Bab 4
Bu ratna
Hari ini adalah hari pertama Kaila bekerja, tentu saja semangatnya menggebu-gebu. Sambil terus bersenandung, tangan Kaila disibukkan memotong wortel lalu dilanjutkan sayuran lainnya. Pagi ini Kaila berniat memasak sayur sop.
Sesampainya di rumah mewah ini, sayuran sudah tersedia di kulkas, dan Kaila tidak perlu lagi pergi ke pasar untuk membeli sayur. Marsita mengatakan kalau sayur ini adalah sisa belanja mingguan pembantu mereka yang baru saja berhenti kerja beberapa hari yang lalu.
Satu jam berkutat di dapur, sayur sop dan juga sambel tempe buatan Kaila sudah siap disajikan. Dengan gesit dan telaten Kaila meletakkan itu di meja makan.
“Wah! Kelihatannya enak, nih,” puji Marsita.
“Silahkan dimakan, Bu!”
“Pa, ayo makan!”
Pak Agung pun muncul dari kamarnya dan langsung duduk di kursi ruang makan.
“Silahkan dinikmati, Pak.”
Saat hendak menyentong nasi, Marsita mendengar dering ponsel, “Bu, sepertinya ada yang menelpon itu.”
Kaila yang saat itu tengah mencuci piring buru-buru mengambil ponselnya.
“Halo?”
“Selamat pagi, Bu. Bisa bicara dengan Bu Kaila?”
“Iya, dengan saya sendiri.”
“Kami dari pihak kepolisian Jakarta Utara. Anak ibu yang Bernama Farah Elzira Pranadipa terbukti membunuh satpam sekolah…”
“A-pa? Membunuh?”
*
Naira yang pertama kali bertanya, “Lo dari kantor polisi, kan? Gimana keadaan Farah?”
“Farah baik-baik saja.”
“Syukurlah.”
“Apa yang sebenarnya terjadi, Ka?” tanya Dave penasaran.
“Farah menjadi tersangka utama dalam kasus pembunuhan Pak Diko.”
Naira terkejut batin, “Apa? Gak salah?”
“Gadis se-beautiful Farah bisa ngebunuh orang? Ngeri!”
Dave semakin tidak percaya, “Lo gak bohong, kan?”
“Ngapain gue bohong, Dave? Bokap gue yang bilang.”
“Jadi, Farah bakal dipenjara?”
“Saat ini polisi sudah mempunyai bukti yang kuat untuk menjembloskan Farah ke penjara. Mereka menemukan sidik jari Farah di pisau yang digunakan untuk menikam Pak Diko.”
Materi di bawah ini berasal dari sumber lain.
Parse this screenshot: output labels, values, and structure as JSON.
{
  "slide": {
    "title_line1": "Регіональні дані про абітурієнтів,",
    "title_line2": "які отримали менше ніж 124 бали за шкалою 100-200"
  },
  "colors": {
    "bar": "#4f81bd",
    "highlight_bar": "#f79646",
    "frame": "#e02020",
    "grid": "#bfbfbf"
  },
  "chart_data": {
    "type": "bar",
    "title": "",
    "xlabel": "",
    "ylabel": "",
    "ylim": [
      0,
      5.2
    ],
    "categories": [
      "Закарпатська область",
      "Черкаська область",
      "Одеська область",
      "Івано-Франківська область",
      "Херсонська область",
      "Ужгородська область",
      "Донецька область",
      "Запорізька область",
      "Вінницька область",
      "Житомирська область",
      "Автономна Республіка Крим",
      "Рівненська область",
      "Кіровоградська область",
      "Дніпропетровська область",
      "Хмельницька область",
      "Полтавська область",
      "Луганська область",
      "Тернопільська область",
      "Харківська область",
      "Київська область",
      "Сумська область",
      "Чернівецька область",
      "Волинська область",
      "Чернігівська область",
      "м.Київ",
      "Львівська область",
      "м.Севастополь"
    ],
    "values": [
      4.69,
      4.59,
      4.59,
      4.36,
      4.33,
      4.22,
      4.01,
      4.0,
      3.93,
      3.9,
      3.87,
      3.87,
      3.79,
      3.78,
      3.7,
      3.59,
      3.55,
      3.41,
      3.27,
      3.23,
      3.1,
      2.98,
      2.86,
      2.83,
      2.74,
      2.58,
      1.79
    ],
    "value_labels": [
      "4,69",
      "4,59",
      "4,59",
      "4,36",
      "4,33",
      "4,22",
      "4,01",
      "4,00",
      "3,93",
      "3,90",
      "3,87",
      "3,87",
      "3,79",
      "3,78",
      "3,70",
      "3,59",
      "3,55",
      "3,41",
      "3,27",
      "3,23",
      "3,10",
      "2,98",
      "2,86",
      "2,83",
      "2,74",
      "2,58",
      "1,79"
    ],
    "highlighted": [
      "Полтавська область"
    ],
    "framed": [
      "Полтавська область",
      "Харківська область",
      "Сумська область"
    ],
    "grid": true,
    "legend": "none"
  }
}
“Terus apa yang bisa kita lakuin? Gue yakin Farah gak mungkin ngelakuin itu,” Naira terlihat begitu yakin dengan ucapannya.
“Gue juga,” sambung Dave.
“Me too. Lagian nih ya, mana mungkin cewek sealim Farah punya jiwa psikopat.”
“Lo tau apa soal Farah?” Alva yang sedari tadi tidak membuka mulut, tiba-tiba langsung menimbulkan suasana mencengangkan.
“Apa?” sahut Raka dan Dave kompak tidak mengerti.
Naira dan Deva menampilkan wajah kebingungan.
Naira mendekati Alva menatapnya bingung, “Lo ngomong apa sih, Al?”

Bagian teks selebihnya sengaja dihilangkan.